Bangladeshi politician

Syed Abdus Sobhan (সৈয়দ আব্দুস সোবহান; 12 December 1932 – 5 July 2000) is a Bangladeshi lawyer and politician. He participated in the Bangladesh Liberation War and served as a member of parliament for Jamalpur-5.

==Early life and education==
Abdus Sobhan was born on 12 December 1932 in his maternal home, the Sheri Miah Bari of Sherpur. His elder brother Syed Abdus Sattar influenced him to get into politics. He was arrested in class 8 for participating in the Bengali language movement along with his brother, expelled from school and tortured in prison. He was later released.

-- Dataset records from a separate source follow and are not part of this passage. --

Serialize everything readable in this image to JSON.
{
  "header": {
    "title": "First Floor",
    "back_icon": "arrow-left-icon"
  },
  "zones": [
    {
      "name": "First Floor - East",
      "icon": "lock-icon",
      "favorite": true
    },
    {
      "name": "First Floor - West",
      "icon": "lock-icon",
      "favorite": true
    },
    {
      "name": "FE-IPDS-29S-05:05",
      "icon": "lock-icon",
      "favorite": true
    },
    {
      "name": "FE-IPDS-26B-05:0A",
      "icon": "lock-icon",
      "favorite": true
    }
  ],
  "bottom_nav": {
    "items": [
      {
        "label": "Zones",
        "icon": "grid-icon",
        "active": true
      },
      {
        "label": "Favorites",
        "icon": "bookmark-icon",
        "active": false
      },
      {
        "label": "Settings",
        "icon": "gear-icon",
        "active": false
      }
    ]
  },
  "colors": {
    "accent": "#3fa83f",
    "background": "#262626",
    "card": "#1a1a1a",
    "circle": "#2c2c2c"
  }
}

Abdus Sobhan was elected as the general secretary of the Asheq Mahmud College Students' Union in 1952. He holds a Bachelor of Laws degree.

==Career==
In 1964, Syed Abdus Sobhan was appointed as the commissioner of Jamalpur municipality. He was later elected to the East Bengal Legislative Assembly from Jamalpur. Abdus Sobhan was involved in the six point movement and the Bangladesh Liberation War.

Following independence, Abdus Sobhan joined the Bangladesh Nationalist Party in 1972. He was elected to the Jatiya Sangsad in 1973. He subsequently joined the Bangladesh Nationalist Party and went into hiding following the assassination of Sheikh Mujibur Rahman. He was arrested on 4 March 1976. Abdus Sobhan was re-elected to parliament from Jamalpur-5 in 1979.

==Personal life==
Abdus Sobhan was married, and had five daughters and one son.

==Death and legacy==
In 1986, he had a brain stroke and eventually retired. Abdus Sobhan died on 5 July 2000 at a renal care centre. His body was taken to Jamalpur where his janaza was conducted and he was buried in the Beltia family graveyard.

He was posthumously awarded by the Jamalpur District in 2012 for his contributions during the Bengali language movement.